Глава 29. АББАТ ФОРТЬЕ УБЕЖДАЕТСЯ В ТОМ, ЧТО НЕ ВСЕГДА БЫВАЕТ ПРОСТО СДЕРЖАТЬ СЛОВО

   Похоронная процессия медленно двигалась вперед, растянувшись вдоль дороги, как вдруг замыкавшие шествие услыхали позади крики.
   Они обернулись.
   Со стороны Ивора, то есть по парижской дороге, крупной рысью скакал всадник.
   Через левую его щеку проходили заметные издали две черные скрепки; зажав шляпу в руке, он размахивал ею, прося его подождать.
   Питу тоже обернулся.
   — Глядите-ка! — воскликнул он. — Господин Бийо… Ну, не хотел бы я оказаться на месте аббата Фортье!
   При имени Бийо все остановились.
   Всадник стремительно приближался, и по мере того, как он становился все ближе, присутствовавшие вслед за Питу узнавали в нем фермера.
   Подъехав к голове процессии, Бийо спрыгнул с коня, забросив повод ему на спину, и громко и отчетливо, так чтобы его все слышали, проговорил: «Здравствуйте и спасибо, граждане!», после чего занял за гробом место Питу, исполнявшего в отсутствие фермера его обязанности.
   Конюх позаботился о лошади Бийо, отведя ее на конюшню.
   Все с любопытством разглядывали Бийо.
   Он немного осунулся и заметно побледнел.
   Кожа его на лбу и вокруг глаз еще отливала синевой после полученного удара.
   Сцепив зубы, нахмурившись, он будто только и ждал подходящей минуты, чтобы излить на кого-нибудь свою злость.
   — Вы знаете, что произошло? — спросил Питу.
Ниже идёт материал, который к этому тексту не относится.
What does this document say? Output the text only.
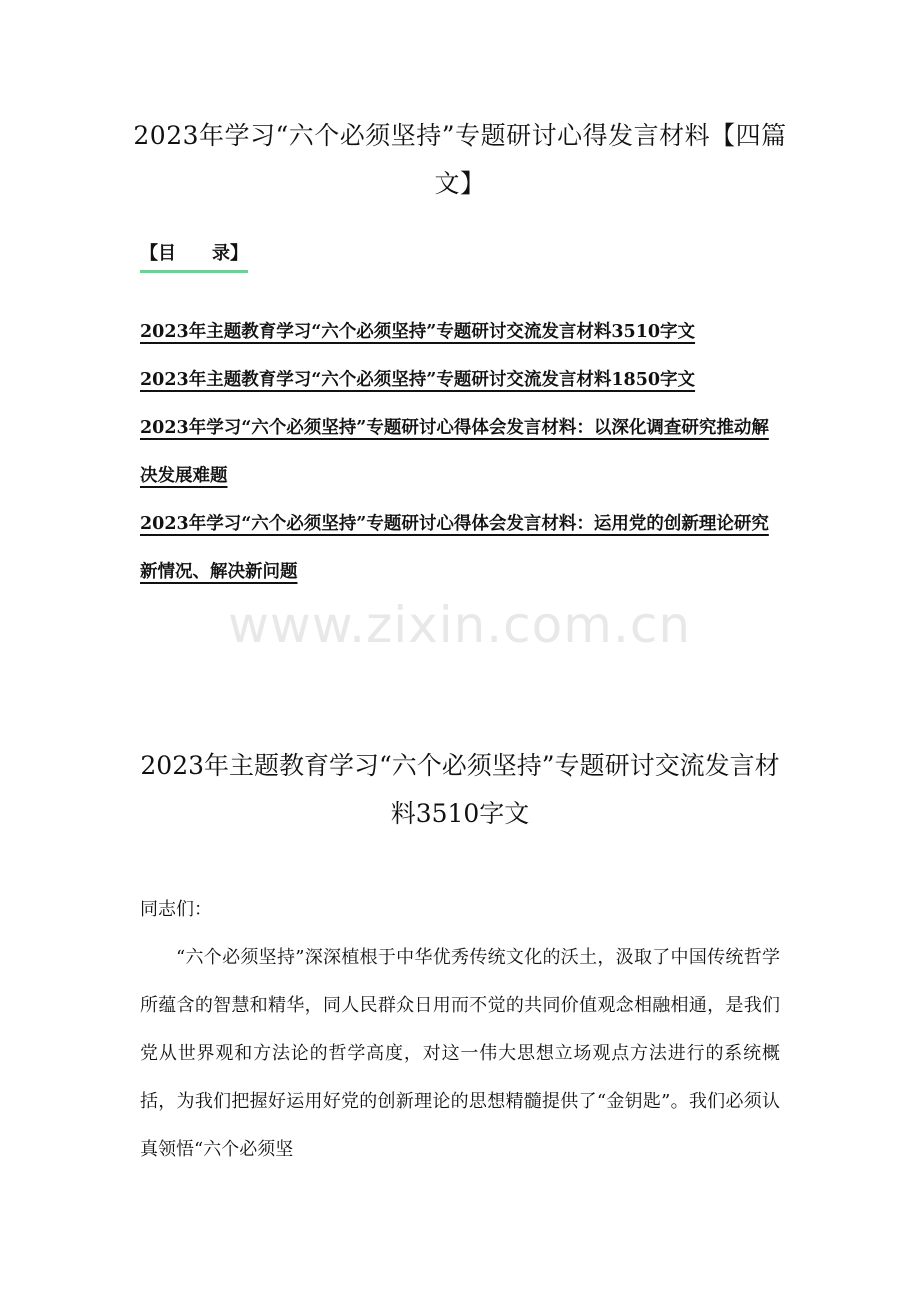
2023年学习“六个必须坚持”专题研讨心得发言材料【四篇文】
【目　　录】
2023年主题教育学习“六个必须坚持”专题研讨交流发言材料3510字文
2023年主题教育学习“六个必须坚持”专题研讨交流发言材料1850字文
2023年学习“六个必须坚持”专题研讨心得体会发言材料：以深化调查研究推动解决发展难题
2023年学习“六个必须坚持”专题研讨心得体会发言材料：运用党的创新理论研究新情况、解决新问题
www.zixin.com.cn
2023年主题教育学习“六个必须坚持”专题研讨交流发言材料3510字文

同志们：

“六个必须坚持”深深植根于中华优秀传统文化的沃土，汲取了中国传统哲学所蕴含的智慧和精华，同人民群众日用而不觉的共同价值观念相融相通，是我们党从世界观和方法论的哲学高度，对这一伟大思想立场观点方法进行的系统概括，为我们把握好运用好党的创新理论的思想精髓提供了“金钥匙”。我们必须认真领悟“六个必须坚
   — Я все знаю, — отвечал Бийо.
   Как только Жильбер сообщил фермеру, в каком состоянии находится его жена, тот сел в кабриолет и доехал до Нантея.
   Дальше, несмотря на слабость, Бийо пришлось взять почтовую лошадку; в Левиньяне он переменил коня и прибыл на ферму как раз в ту минуту, как похоронная процессия только что двинулась в путь.
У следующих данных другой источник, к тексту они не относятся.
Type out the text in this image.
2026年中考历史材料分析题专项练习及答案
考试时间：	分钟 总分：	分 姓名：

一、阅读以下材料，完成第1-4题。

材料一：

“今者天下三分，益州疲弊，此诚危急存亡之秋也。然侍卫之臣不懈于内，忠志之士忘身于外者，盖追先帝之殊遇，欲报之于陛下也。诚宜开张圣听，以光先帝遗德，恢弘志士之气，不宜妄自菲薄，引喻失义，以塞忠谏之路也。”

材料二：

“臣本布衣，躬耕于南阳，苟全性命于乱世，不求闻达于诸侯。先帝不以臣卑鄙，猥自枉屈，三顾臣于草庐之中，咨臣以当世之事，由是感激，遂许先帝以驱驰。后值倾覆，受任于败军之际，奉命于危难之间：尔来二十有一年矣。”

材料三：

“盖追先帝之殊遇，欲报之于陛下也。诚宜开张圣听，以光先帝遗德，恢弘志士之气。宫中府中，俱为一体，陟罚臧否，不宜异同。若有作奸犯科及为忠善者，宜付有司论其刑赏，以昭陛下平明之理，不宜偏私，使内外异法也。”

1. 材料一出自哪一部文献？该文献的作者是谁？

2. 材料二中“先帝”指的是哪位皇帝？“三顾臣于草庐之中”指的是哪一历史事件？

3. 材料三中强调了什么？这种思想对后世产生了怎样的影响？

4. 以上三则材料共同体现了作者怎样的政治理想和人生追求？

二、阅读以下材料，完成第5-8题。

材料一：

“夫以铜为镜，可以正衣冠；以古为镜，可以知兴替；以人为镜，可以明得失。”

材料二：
   Госпожа Клеман в двух словах рассказала ему обо всем. Бийо снова вскочил в седло; проскакав вдоль забора и свернув за угол, Бийо увидал растянувшуюся вдоль дороги процессию и крикнул, чтобы его подождали.
   Теперь, как мы уже сказали, он сам, насупившись, поджав губы, скрестив руки на груди, шагал впереди.
   Принимавшие участие в траурной церемонии люди еще больше помрачнели и затихли.
   У въезда в Виллер-Котре их поджидала группа людей.
   Они влились в процессию.
   По мере того как процессия продвигалась по улицам, мужчины, женщины, дети выходили на улицу, приветствовали кивавшего в ответ Бийо и пристраивались в хвост.
   Когда похоронная процессия вышла на площадь, в ее рядах собралось более пятисот человек.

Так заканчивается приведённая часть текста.